La suite de l’histoire, tout le monde la connait.
Pendant l’enregistrement, Wilson est anéanti par une visite de Paul McCartney qui lui joue au piano She’s Leaving Home, un avant-goût du psychédélique « Sergent Pepper’s Lonely Heart Club Band » qui conquiert au même moment la planète entière. Un électrochoc qui va tétaniser le garçon de plage dont le cerveau est déjà largement cramé par l’abus d’herbe et de buvards. De son côté, Mike Love, le cousin conservateur, n’apprécie guère la créativité de Parks parachuté sur l’enregistrement ni les textes ésotériques qu’il fait chanter à Wilson. D’autant que les conflits d’intérêt entre le groupe et Capitol Records, sa maison de disque, perturbent les sessions de travail. A cela viennent s’ajouter les problèmes mentaux de plus en plus flagrants de Brian Wilson : sur l’enregistrement de Fire, l’un des titres phares de « Smile », il demande aux vénérables musiciens de l’orchestre classique de se coiffer de casques de pompier et allume carrément un feu dans le studio pour qu’ils se sentent dans l’ambiance ! Par la suite, Wilson prétendra que ce morceau sera à l’origine d’une série d’incendies à Los Angeles; i..ncendies qui n’existent que dans son esprit dérangé. Les Beach Boys n’en peuvent plus de leur leader azimuté qui entend des voix au sens propre et figuré. Ils claquent la porte du studio et partiront désormais en tournée sans lui… Exit le psychotique qui s’enferme pour des années dans les 24 pièces de sa maison de Bellagio Drive.
Dans ce naufrage, la super-production de « Smile » est évidemment abandonnée. Elle laisse en plan une quinzaine de morceaux, alors que le méga-tube planétaire Good Vibrations inonde les ondes depuis octobre 1966. Ecoeuré, Van Dyke Parks tourne les talons un an après le début de l’enregistrement maudit pour se consacrer à ses propres productions.

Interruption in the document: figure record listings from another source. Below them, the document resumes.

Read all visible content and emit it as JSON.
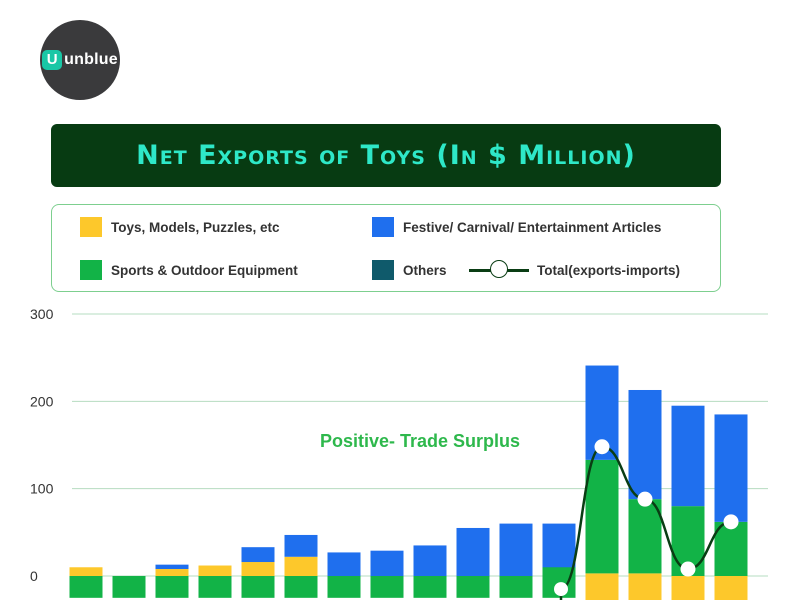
{
  "logo": {
    "mark": "U",
    "text": "unblue"
  },
  "title": "Net Exports of Toys (In $ Million)",
  "legend": [
    {
      "key": "toys",
      "label": "Toys, Models, Puzzles, etc",
      "color": "#fdc82b"
    },
    {
      "key": "festive",
      "label": "Festive/ Carnival/ Entertainment Articles",
      "color": "#1f6fee"
    },
    {
      "key": "sports",
      "label": "Sports & Outdoor Equipment",
      "color": "#12b347"
    },
    {
      "key": "others",
      "label": "Others",
      "color": "#0f5a6b"
    },
    {
      "key": "total",
      "label": "Total(exports-imports)",
      "color": "#0a3d14"
    }
  ],
  "chart_data": {
    "type": "bar",
    "stacked": true,
    "categories": [
      "",
      "",
      "",
      "",
      "",
      "",
      "",
      "",
      "",
      "",
      "",
      "",
      "",
      "",
      "",
      ""
    ],
    "yticks": [
      0,
      100,
      200,
      300
    ],
    "ylim": [
      -25,
      300
    ],
    "grid": true,
    "annotation": "Positive- Trade Surplus",
    "annotation_color": "#2eb84c",
    "series_pos": [
      {
        "name": "Sports & Outdoor Equipment",
        "color": "#12b347",
        "values": [
          0,
          0,
          0,
          0,
          0,
          0,
          0,
          0,
          0,
          0,
          0,
          0,
          0,
          0,
          0,
          0
        ]
      },
      {
        "name": "Toys, Models, Puzzles, etc",
        "color": "#fdc82b",
        "values": [
          10,
          0,
          8,
          12,
          16,
          22,
          0,
          0,
          0,
          0,
          0,
          0,
          0,
          0,
          0,
          0
        ]
      },
      {
        "name": "Festive/ Carnival/ Entertainment Articles",
        "color": "#1f6fee",
        "values": [
          0,
          0,
          5,
          0,
          17,
          25,
          27,
          29,
          35,
          55,
          60,
          60,
          0,
          0,
          0,
          0
        ]
      }
    ],
    "series_neg": [
      {
        "name": "Sports & Outdoor Equipment",
        "color": "#12b347",
        "values": [
          -25,
          -25,
          -25,
          -25,
          -25,
          -25,
          -25,
          -25,
          -25,
          -25,
          -25,
          -25,
          0,
          0,
          0,
          0
        ]
      }
    ],
    "stack_segments": [
      {
        "color": "#fdc82b",
        "values": [
          0,
          0,
          0,
          0,
          0,
          0,
          0,
          0,
          0,
          0,
          0,
          0,
          3,
          3,
          0,
          0
        ]
      },
      {
        "color": "#12b347",
        "values": [
          0,
          0,
          0,
          0,
          0,
          0,
          0,
          0,
          0,
          0,
          0,
          10,
          130,
          85,
          80,
          62
        ]
      },
      {
        "color": "#1f6fee",
        "values": [
          0,
          0,
          0,
          0,
          0,
          0,
          0,
          0,
          0,
          0,
          0,
          0,
          108,
          125,
          115,
          123
        ]
      }
    ],
    "total_line": {
      "x_index": [
        12,
        13,
        14,
        15
      ],
      "values": [
        148,
        88,
        8,
        62
      ],
      "partial_point_value": -15
    }
  }
}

C’en est fini pour longtemps de la collaboration entre les deux hommes qui retravailleront ensemble en 1995 (pour un album commun, « Orange Crate Art ») et surtout en 2003 pour en finir enfin avec « Smile ». Okay, Parks ne sera donc jamais le sixième Beach Boys… Mais il revient aujourd’hui avec un nouvel album intitulé… « Songs Cycled ». Son premier disque solo depuis 24 ans. L’occasion de reparler ici du musicien aussi génial et maniaque que Brian Wilson, resté dans l’ombre du reclus.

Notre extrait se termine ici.